The CB radio was invented in 1945 for short distance communication between people. Owners were initially required to have a license but that law was eventually dropped. By the late 1960s CB radios were popular with motorists and particularly popular with truckers. I don’t know if many truckers still use CB radios. I imagine cell phones have pretty much taken their place.
The mobile CB unit could be considered the bulky equivalent of today’s cell phone, with a few other differences. A cord was attached to the mike so you were physically connected to the mobile unit while talking. There was a talking range of a few miles. An antenna had to be affixed to the car. My dad had a long whip antenna that gave his car a look that was not appealing to me. CB transmissions were noisy and difficult for me to understand. What could be deciphered was not private and everyone within range on that particular channel could hear and join in on the conversation. But that could be part of the fun. Despite all of this, it was a way to talk to others while driving. And that was pretty cool back then.
When you got your CB license back in the 60s you received your own call letters. Our call letters were KNM-2696. My dad even had postcards that gave our CB information. You get an idea of his wacky sense of humor from the little cartoon on the postcard. My mom’s name is on the postcard but I don’t think she ever talked on the CB radio. I think my dad also had a bumper sticker with his call letters. He had an hour-long commute to work every day and I’m sure he used his CB a lot while going to and from.
The “handle” was the CB user’s nickname. After all, you wouldn’t want to use your given name. My dad’s handle was The Railsplitter, chosen because of his WWII service in the 84th Infantry Division, aka The Railsplitters.
Joe put a CB radio in my car not long after we were married. My CB radio was mainly to call for help in case I ever had car trouble, and I rarely used it. My handle was Tooth Fairy, a good nickname considering my profession.

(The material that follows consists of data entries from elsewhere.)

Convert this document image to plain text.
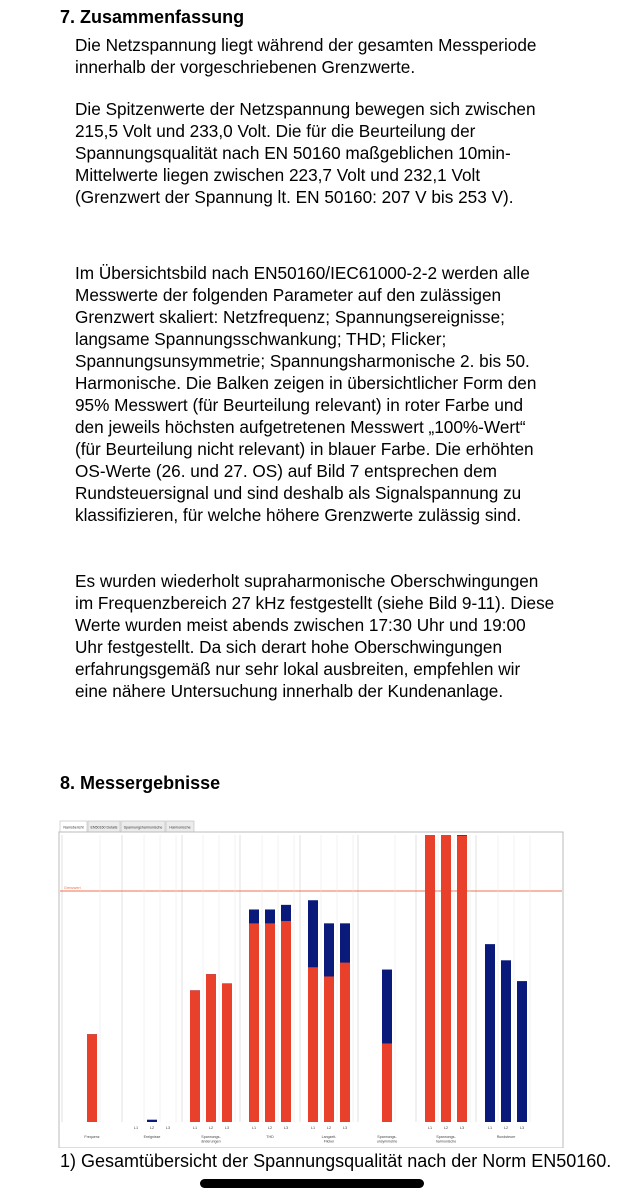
7. Zusammenfassung

Die Netzspannung liegt während der gesamten Messperiode innerhalb der vorgeschriebenen Grenzwerte.

Die Spitzenwerte der Netzspannung bewegen sich zwischen 215,5 Volt und 233,0 Volt. Die für die Beurteilung der Spannungsqualität nach EN 50160 maßgeblichen 10min- Mittelwerte liegen zwischen 223,7 Volt und 232,1 Volt (Grenzwert der Spannung lt. EN 50160: 207 V bis 253 V).

Im Übersichtsbild nach EN50160/IEC61000-2-2 werden alle Messwerte der folgenden Parameter auf den zulässigen Grenzwert skaliert: Netzfrequenz; Spannungsereignisse; langsame Spannungsschwankung; THD; Flicker; Spannungsunsymmetrie; Spannungsharmonische 2. bis 50. Harmonische. Die Balken zeigen in übersichtlicher Form den 95% Messwert (für Beurteilung relevant) in roter Farbe und den jeweils höchsten aufgetretenen Messwert „100%-Wert“ (für Beurteilung nicht relevant) in blauer Farbe. Die erhöhten OS-Werte (26. und 27. OS) auf Bild 7 entsprechen dem Rundsteuersignal und sind deshalb als Signalspannung zu klassifizieren, für welche höhere Grenzwerte zulässig sind.

Es wurden wiederholt supraharmonische Oberschwingungen im Frequenzbereich 27 kHz festgestellt (siehe Bild 9-11). Diese Werte wurden meist abends zwischen 17:30 Uhr und 19:00 Uhr festgestellt. Da sich derart hohe Oberschwingungen erfahrungsgemäß nur sehr lokal ausbreiten, empfehlen wir eine nähere Untersuchung innerhalb der Kundenanlage.

8. Messergebnisse
Namsbericht EN50160 Details Spannungsharmonische Harmonische
Grenzwert
Frequenz
L1	L2	L3
Ereignisse
L1	L2	L3
Spannungs-
änderungen
L1	L2	L3
THD
L1	L2	L3
Langzeit-
Flicker
Spannungs-
unsymmetrie
L1	L2	L3
Spannungs-
harmonische
L1	L2	L3
Rundsteuer

1) Gesamtübersicht der Spannungsqualität nach der Norm EN50160.
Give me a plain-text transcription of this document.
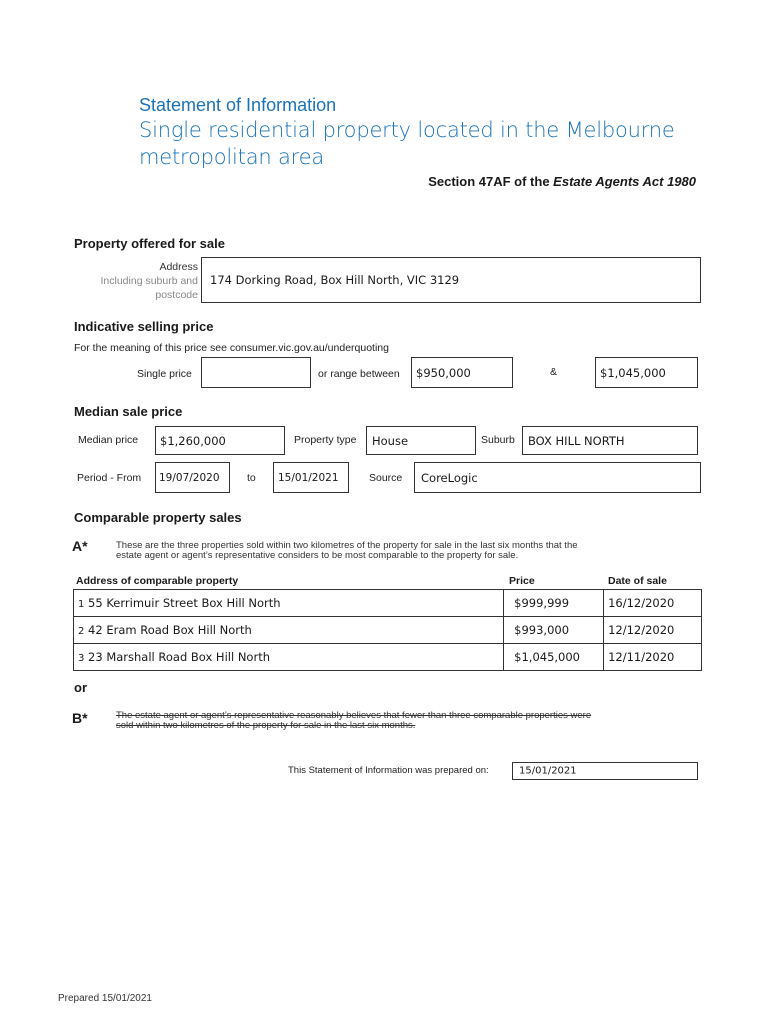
Statement of Information
Single residential property located in the Melbourne
metropolitan area
Section 47AF of the Estate Agents Act 1980
Property offered for sale
Address
Including suburb and
postcode
174 Dorking Road, Box Hill North, VIC 3129
Indicative selling price
For the meaning of this price see consumer.vic.gov.au/underquoting
Single price	or range between $950,000	&	$1,045,000
Median sale price
Median price $1,260,000	Property type House	Suburb BOX HILL NORTH
Period - From 19/07/2020	to 15/01/2021	Source CoreLogic
Comparable property sales
A*	These are the three properties sold within two kilometres of the property for sale in the last six months that the
estate agent or agent’s representative considers to be most comparable to the property for sale.
Address of comparable property	Price	Date of sale
1 55 Kerrimuir Street Box Hill North	$999,999	16/12/2020
2 42 Eram Road Box Hill North	$993,000	12/12/2020
3 23 Marshall Road Box Hill North	$1,045,000	12/11/2020
or
B*	The estate agent or agent’s representative reasonably believes that fewer than three comparable properties were
sold within two kilometres of the property for sale in the last six months.
This Statement of Information was prepared on:	15/01/2021
Prepared 15/01/2021
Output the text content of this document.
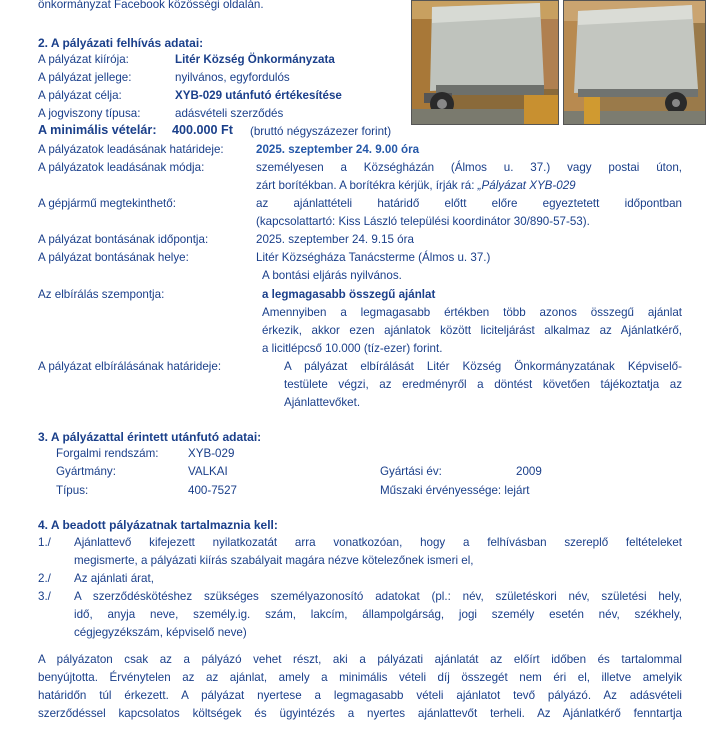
önkormányzat Facebook közösségi oldalán.
2. A pályázati felhívás adatai:
A pályázat kiírója:	Litér Község Önkormányzata
A pályázat jellege:	nyilvános, egyfordulós
A pályázat célja:	XYB-029 utánfutó értékesítése
A jogviszony típusa:	adásvételi szerződés
A minimális vételár: 400.000 Ft (bruttó négyszázezer forint)
A pályázatok leadásának határideje:	2025. szeptember 24. 9.00 óra
A pályázatok leadásának módja:	személyesen a Községházán (Álmos u. 37.) vagy postai úton,
zárt borítékban. A borítékra kérjük, írják rá: „Pályázat XYB-029
A gépjármű megtekinthető:	az ajánlattételi határidő előtt előre egyeztetett időpontban
(kapcsolattartó: Kiss László települési koordinátor 30/890-57-53).
A pályázat bontásának időpontja:	2025. szeptember 24. 9.15 óra
A pályázat bontásának helye:	Litér Községháza Tanácsterme (Álmos u. 37.)
A bontási eljárás nyilvános.
Az elbírálás szempontja:	a legmagasabb összegű ajánlat
Amennyiben a legmagasabb értékben több azonos összegű ajánlat
érkezik, akkor ezen ajánlatok között liciteljárást alkalmaz az Ajánlatkérő,
a licitlépcső 10.000 (tíz-ezer) forint.
A pályázat elbírálásának határideje:	A pályázat elbírálását Litér Község Önkormányzatának Képviselő-
testülete végzi, az eredményről a döntést követően tájékoztatja az
Ajánlattevőket.
3. A pályázattal érintett utánfutó adatai:
Forgalmi rendszám:	XYB-029
Gyártmány:	VALKAI	Gyártási év:	2009
Típus:	400-7527	Műszaki érvényessége: lejárt
4. A beadott pályázatnak tartalmaznia kell:
1./ Ajánlattevő kifejezett nyilatkozatát arra vonatkozóan, hogy a felhívásban szereplő feltételeket
megismerte, a pályázati kiírás szabályait magára nézve kötelezőnek ismeri el,
2./ Az ajánlati árat,
3./ A szerződéskötéshez szükséges személyazonosító adatokat (pl.: név, születéskori név, születési hely,
idő, anyja neve, személy.ig. szám, lakcím, állampolgárság, jogi személy esetén név, székhely,
cégjegyzékszám, képviselő neve)
A pályázaton csak az a pályázó vehet részt, aki a pályázati ajánlatát az előírt időben és tartalommal
benyújtotta. Érvénytelen az az ajánlat, amely a minimális vételi díj összegét nem éri el, illetve amelyik
határidőn túl érkezett. A pályázat nyertese a legmagasabb vételi ajánlatot tevő pályázó. Az adásvételi
szerződéssel kapcsolatos költségek és ügyintézés a nyertes ajánlattevőt terheli. Az Ajánlatkérő fenntartja
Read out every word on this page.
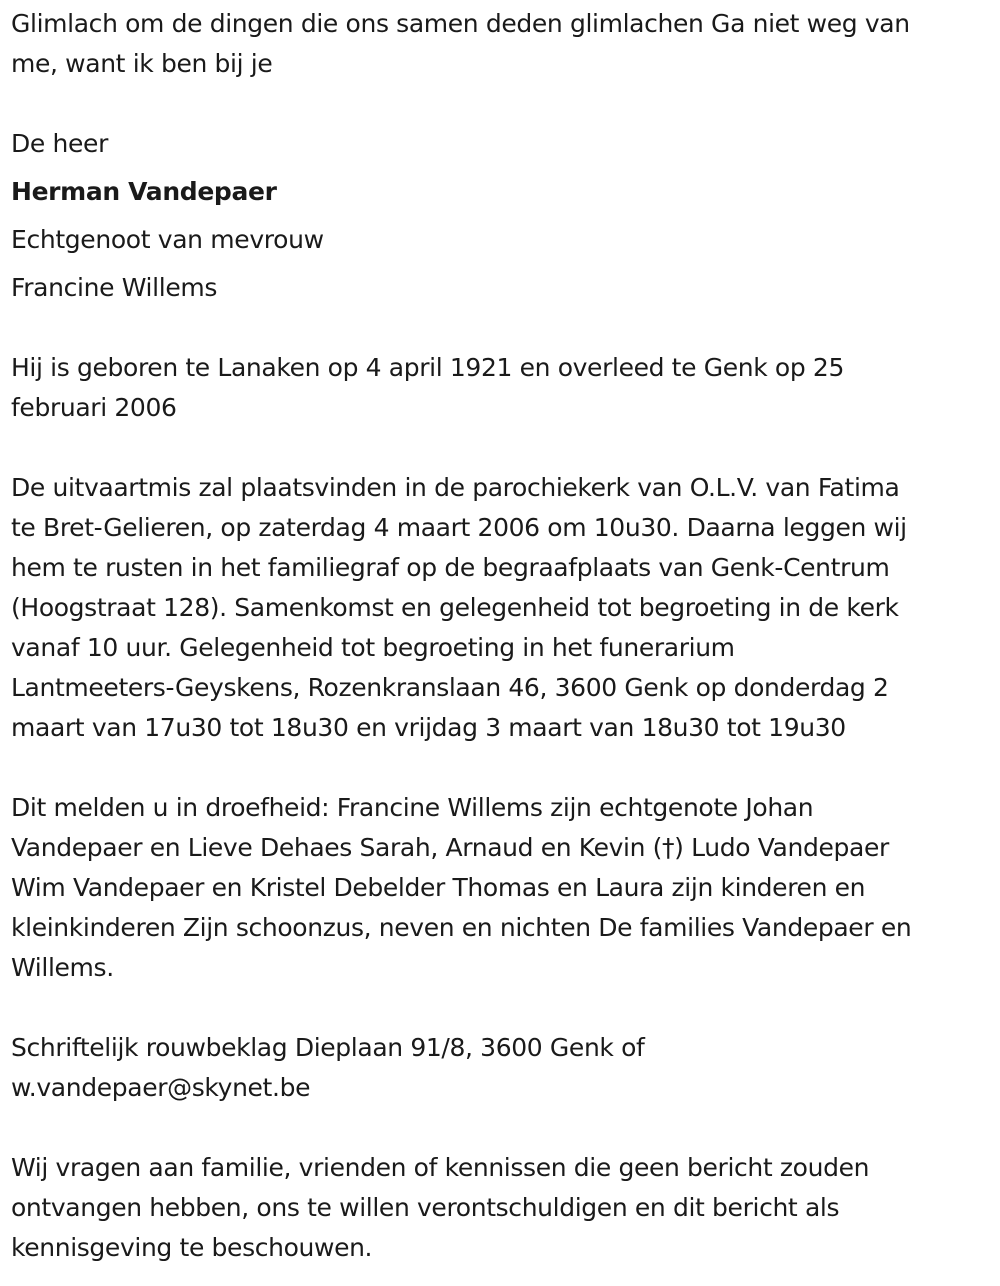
Glimlach om de dingen die ons samen deden glimlachen Ga niet weg van
me, want ik ben bij je

De heer

Herman Vandepaer

Echtgenoot van mevrouw

Francine Willems

Hij is geboren te Lanaken op 4 april 1921 en overleed te Genk op 25
februari 2006

De uitvaartmis zal plaatsvinden in de parochiekerk van O.L.V. van Fatima
te Bret-Gelieren, op zaterdag 4 maart 2006 om 10u30. Daarna leggen wij
hem te rusten in het familiegraf op de begraafplaats van Genk-Centrum
(Hoogstraat 128). Samenkomst en gelegenheid tot begroeting in de kerk
vanaf 10 uur. Gelegenheid tot begroeting in het funerarium
Lantmeeters-Geyskens, Rozenkranslaan 46, 3600 Genk op donderdag 2
maart van 17u30 tot 18u30 en vrijdag 3 maart van 18u30 tot 19u30

Dit melden u in droefheid: Francine Willems zijn echtgenote Johan
Vandepaer en Lieve Dehaes Sarah, Arnaud en Kevin (†) Ludo Vandepaer
Wim Vandepaer en Kristel Debelder Thomas en Laura zijn kinderen en
kleinkinderen Zijn schoonzus, neven en nichten De families Vandepaer en
Willems.

Schriftelijk rouwbeklag Dieplaan 91/8, 3600 Genk of
w.vandepaer@skynet.be

Wij vragen aan familie, vrienden of kennissen die geen bericht zouden
ontvangen hebben, ons te willen verontschuldigen en dit bericht als
kennisgeving te beschouwen.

CBers have their own long list of slang terms. Many of the terms were used to warn of upcoming traffic conditions or problems but they were mainly used to warn of police cars up ahead. A few slang terms that I remember:
Back door—area behind a vehicle
I got your back door—I’m watching your back
Bear/Smokey Bear—police officer or highway patrol
Bear in the air—police in aircraft
Bear in the grass—speed trap
Bear taking pictures—police with radar
Bear with ears—police officer listening to others on CB
Blinders—high beam headlights
Breaker—letting others know you would like to start talking
Breaker One-nine—you would like to start talking on channel 19, a widely used channel
Clean & Green—no police ahead
Convoy—group of 3 or more truckers in a line
Double nickel—55 mph speed limit
Four-wheeler—car or truck with only 4 wheels
Good Buddy—friend or acquaintance on CB radio
Got your ears on?—asking someone if they are on the air and listening
I’m gone/We gone—end of transmission
Picture-taker—police with radar gun
Pony Express–mail carrier
Put the hammer down—flooring the accelerator
Ratchetjaw—person talking non-stop
Ten-twenty, or Twenty—a location
Well, I’m done ratchetjawing. We gone, Good Buddy. Ten-four. Over and out.